11. Frequently Asked Questions
Question 1: Can a private hospital charge any additional fees it wishes from a patient covered by the Turkish Social Security Institution (SGK)?
No. Private hospitals contracted with SGK (Social Security Institution);
- For normal procedures, the SUT fee is a maximum of twice the standard rate.
- For exceptional cases, three times the may be charged.
Anything exceeding this limit is against the law and may be subject to recourse/complaint.
Question 2: They charged me an extra fee in the emergency room; is this legal?
During an emergency, no additional fees may be charged (except for green zone examinations).
- If the emergency situation has ended and your consent is required for admission to the service,
- The "Information form regarding the end of the state of emergency" must be handed over against a signature.
Charging additional fees during the emergency process without these conditions being met often constitutes a violation
Question 3: A private hospital asked me for an additional fee for my newborn baby. Do I have to pay it?
Healthcare services provided to newbornsare among the healthcare services for which no additional fees can be charged. Therefore, a difference fee should not be charged for services provided within the scope of the SUT (Healthcare Services Pricing Regulation) to a newborn baby of a patient covered by SGK (Social Security Institution) in a private hospital.

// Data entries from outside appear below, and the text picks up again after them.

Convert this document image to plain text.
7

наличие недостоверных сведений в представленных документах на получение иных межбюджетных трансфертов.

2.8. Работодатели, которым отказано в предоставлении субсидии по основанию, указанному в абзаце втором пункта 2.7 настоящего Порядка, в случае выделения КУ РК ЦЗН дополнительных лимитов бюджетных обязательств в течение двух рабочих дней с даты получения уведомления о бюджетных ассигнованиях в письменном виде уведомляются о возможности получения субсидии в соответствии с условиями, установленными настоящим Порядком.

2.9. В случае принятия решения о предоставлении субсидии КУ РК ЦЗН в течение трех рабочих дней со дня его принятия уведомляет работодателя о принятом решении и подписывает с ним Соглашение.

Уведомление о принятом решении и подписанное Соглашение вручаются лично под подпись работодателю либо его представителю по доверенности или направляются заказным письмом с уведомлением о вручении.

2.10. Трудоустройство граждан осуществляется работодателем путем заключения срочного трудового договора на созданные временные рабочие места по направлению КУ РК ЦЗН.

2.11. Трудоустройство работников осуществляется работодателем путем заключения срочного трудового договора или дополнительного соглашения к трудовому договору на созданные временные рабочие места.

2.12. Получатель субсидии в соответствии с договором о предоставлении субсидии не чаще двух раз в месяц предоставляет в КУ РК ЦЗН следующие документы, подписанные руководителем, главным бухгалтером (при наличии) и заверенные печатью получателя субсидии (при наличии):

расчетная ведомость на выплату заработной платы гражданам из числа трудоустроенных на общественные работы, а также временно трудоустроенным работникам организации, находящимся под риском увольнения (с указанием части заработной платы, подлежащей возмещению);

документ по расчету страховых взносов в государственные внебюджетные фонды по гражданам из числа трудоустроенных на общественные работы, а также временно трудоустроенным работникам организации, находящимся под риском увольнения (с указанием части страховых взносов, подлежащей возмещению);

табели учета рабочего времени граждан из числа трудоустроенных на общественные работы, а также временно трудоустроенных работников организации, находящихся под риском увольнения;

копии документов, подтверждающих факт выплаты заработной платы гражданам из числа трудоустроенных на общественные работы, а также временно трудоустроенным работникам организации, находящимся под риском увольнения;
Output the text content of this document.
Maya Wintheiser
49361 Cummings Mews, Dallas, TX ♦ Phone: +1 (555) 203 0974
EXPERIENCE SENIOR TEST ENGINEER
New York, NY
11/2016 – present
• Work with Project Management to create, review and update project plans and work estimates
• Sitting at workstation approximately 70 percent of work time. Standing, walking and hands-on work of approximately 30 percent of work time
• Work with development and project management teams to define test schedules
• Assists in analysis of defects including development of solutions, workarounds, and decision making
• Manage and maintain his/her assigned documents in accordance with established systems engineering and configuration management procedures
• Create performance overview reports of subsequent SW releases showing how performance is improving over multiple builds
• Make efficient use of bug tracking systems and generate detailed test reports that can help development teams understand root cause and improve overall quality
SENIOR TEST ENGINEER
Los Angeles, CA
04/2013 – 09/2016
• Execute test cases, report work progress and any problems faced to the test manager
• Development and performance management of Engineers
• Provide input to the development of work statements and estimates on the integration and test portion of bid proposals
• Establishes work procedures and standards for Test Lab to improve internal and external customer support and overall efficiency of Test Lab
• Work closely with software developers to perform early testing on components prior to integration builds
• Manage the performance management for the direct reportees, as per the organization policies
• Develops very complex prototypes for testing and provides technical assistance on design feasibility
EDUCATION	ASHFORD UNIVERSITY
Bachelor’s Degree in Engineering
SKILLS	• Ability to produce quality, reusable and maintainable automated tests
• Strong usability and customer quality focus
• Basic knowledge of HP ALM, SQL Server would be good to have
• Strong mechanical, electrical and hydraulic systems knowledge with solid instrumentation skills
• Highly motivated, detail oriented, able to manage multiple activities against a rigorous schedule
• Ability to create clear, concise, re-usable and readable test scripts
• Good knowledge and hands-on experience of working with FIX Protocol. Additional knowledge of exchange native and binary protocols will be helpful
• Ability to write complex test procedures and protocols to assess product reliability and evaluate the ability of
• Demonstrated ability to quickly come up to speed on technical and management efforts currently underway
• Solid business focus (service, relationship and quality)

Question 4: The hospital quoted a low estimated fee upon admission; however, they charged a much higher difference upon discharge. What can I do?
In this situation:
- First, request all the documents and the invoice.
- Check the legal ceiling on the SGK additional fee screen
- Submit a written request to the hospital to demand a refund for the excess amount.
- If you don't get a result, file a complaint with the Social Security Institution (SGK) and, depending on the amount claimed, take the matter to the Consumer Arbitration Board (THH) / Consumer Court.
The decisions of the Supreme Court and arbitration panels reinforce the patient's right to expect reasonable and predictable compensation
Question 5: I paid the difference in price with my credit card. Can I get a refund later?
Yes, if your documents are complete;
- To the hospital,
- To SGK,
- If necessary, you can apply to the Consumer Rights Arbitration Board (THH) a refund of the difference in fees that were found to have been overcharged .
Credit card statements and POS slips are strong evidence of payment.